The exposure triangle takes practice but gives you creative control over your images. Learn these aperture iso shutter speed table fundamentals thoroughly and your photography will vastly improve. Now get out there, be deliberate with your settings, and capture stunning photos!

Frequently Asked Questions

What are some standard aperture settings I should know?

Common apertures photographers use include f/1.4, f/1.8, f/2, f/2.8, f/4, f/5.6, f/8, f/11, f/16, and f/22. f/1.8-f/4 offers background blur, f/8 is a moderate aperture, and f/16-22 provides a large depth of field.

Should I prioritize aperture or shutter speed?

If your priority is controlling the depth of field and background blur, the aperture should be your starting point. If the freezing or blurring motion is most important, start with shutter speed.

How do I choose an ISO?

Use the lowest native ISO of your camera (typically 100 or 200) as your default for the cleanest images. Only increase ISO when you need faster shutter speeds or smaller apertures in lower light situations.

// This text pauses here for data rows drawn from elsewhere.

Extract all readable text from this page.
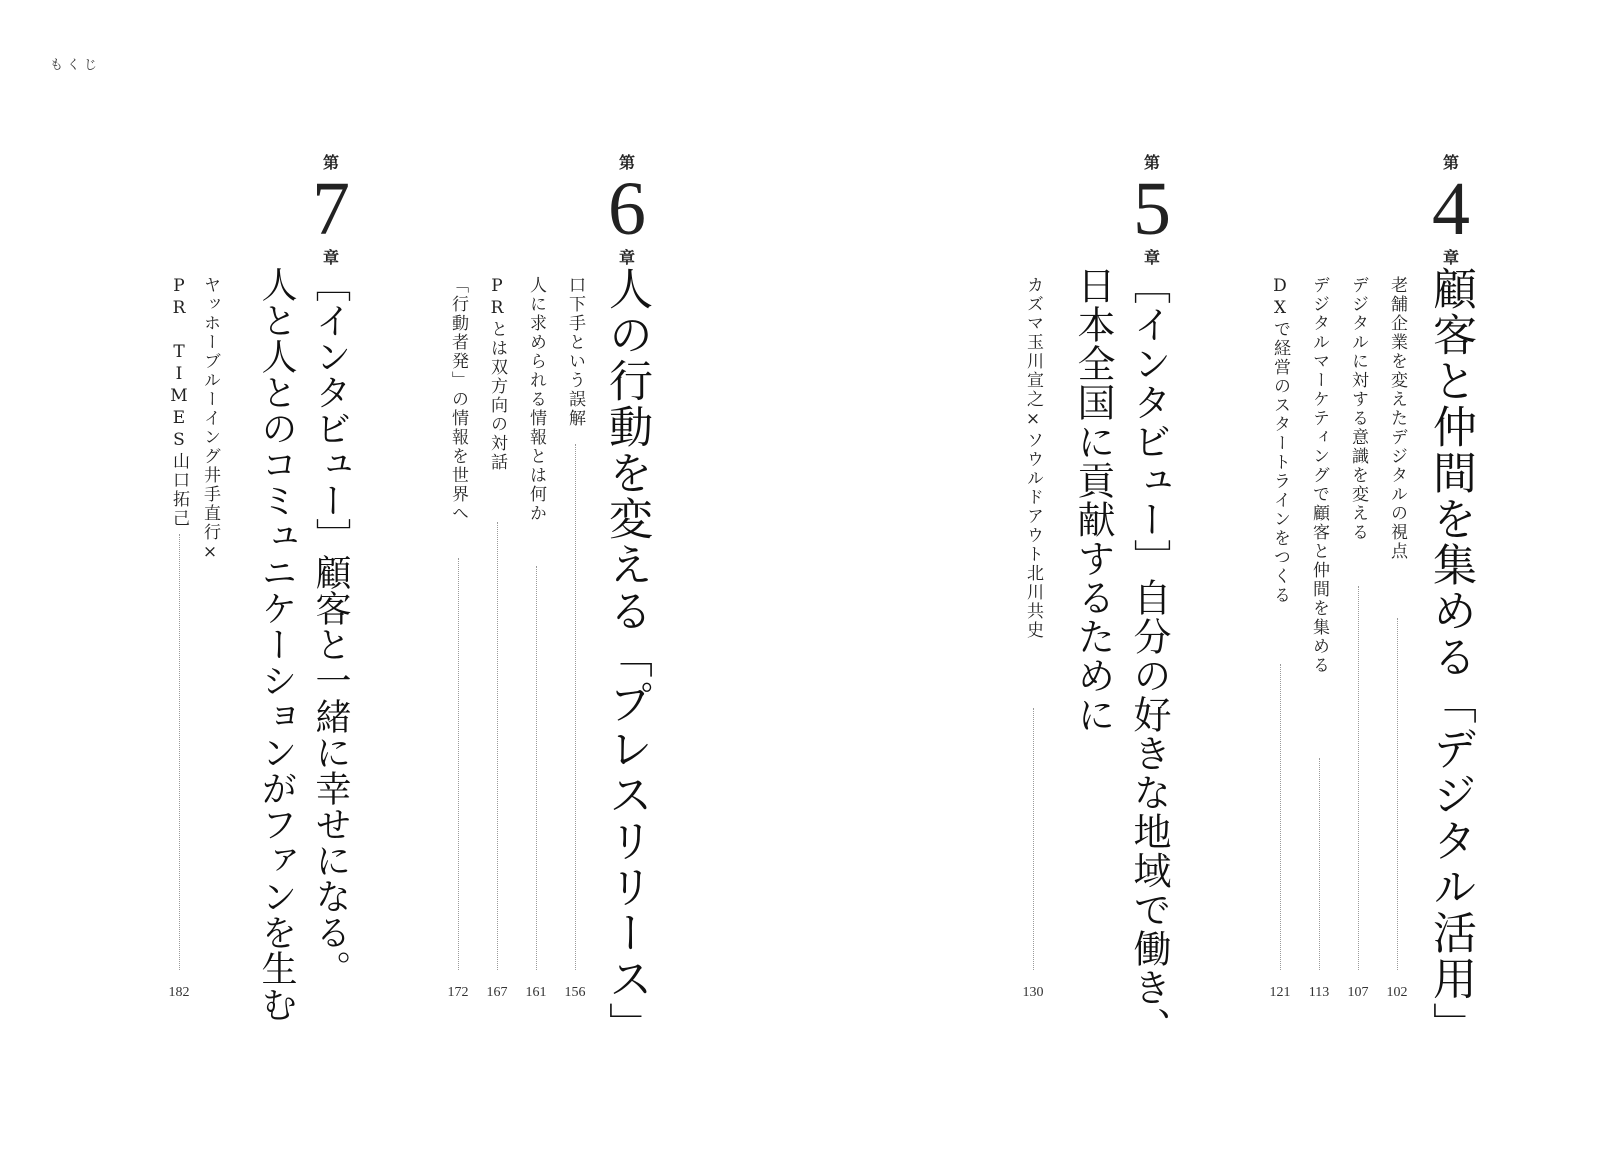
もくじ
第
4
章
顧客と仲間を集める「デジタル活用」
老舗企業を変えたデジタルの視点
102
デジタルに対する意識を変える
107
デジタルマーケティングで顧客と仲間を集める
113
DXで経営のスタートラインをつくる
121
第
5
章
［インタビュー］自分の好きな地域で働き、
日本全国に貢献するために
カズマ玉川宣之×ソウルドアウト北川共史
130
第
6
章
人の行動を変える「プレスリリース」
口下手という誤解
156
人に求められる情報とは何か
161
PRとは双方向の対話
167
「行動者発」の情報を世界へ
172
第
7
章
［インタビュー］顧客と一緒に幸せになる。
人と人とのコミュニケーションがファンを生む
ヤッホーブルーイング井手直行×
PR TIMES山口拓己
182
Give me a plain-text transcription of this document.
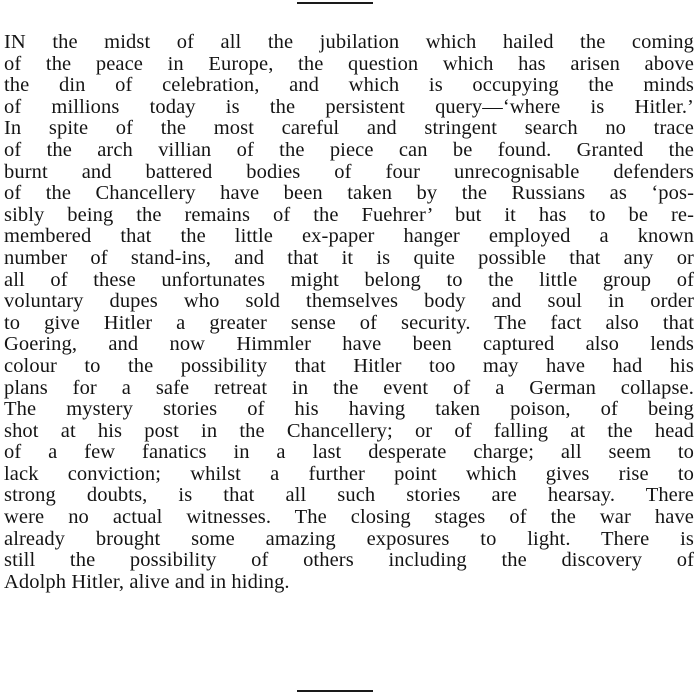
IN the midst of all the jubilation which hailed the coming
of the peace in Europe, the question which has arisen above
the din of celebration, and which is occupying the minds
of millions today is the persistent query—‘where is Hitler.’
In spite of the most careful and stringent search no trace
of the arch villian of the piece can be found. Granted the
burnt and battered bodies of four unrecognisable defenders
of the Chancellery have been taken by the Russians as ‘pos-
sibly being the remains of the Fuehrer’ but it has to be re-
membered that the little ex-paper hanger employed a known
number of stand-ins, and that it is quite possible that any or
all of these unfortunates might belong to the little group of
voluntary dupes who sold themselves body and soul in order
to give Hitler a greater sense of security. The fact also that
Goering, and now Himmler have been captured also lends
colour to the possibility that Hitler too may have had his
plans for a safe retreat in the event of a German collapse.
The mystery stories of his having taken poison, of being
shot at his post in the Chancellery; or of falling at the head
of a few fanatics in a last desperate charge; all seem to
lack conviction; whilst a further point which gives rise to
strong doubts, is that all such stories are hearsay. There
were no actual witnesses. The closing stages of the war have
already brought some amazing exposures to light. There is
still the possibility of others including the discovery of
Adolph Hitler, alive and in hiding.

Why are my photos too bright or too dark?

Adjust your exposure settings to let in more or less light. A dark photo needs a slower shutter speed, wider aperture, or higher ISO. A bright photo requires the opposite adjustments.

How do I know which settings to use in manual mode?

Start in an automatic or priority mode, then switch to manual and refine the settings based on the metering and your creative priorities. Equivalent exposures provide leeway.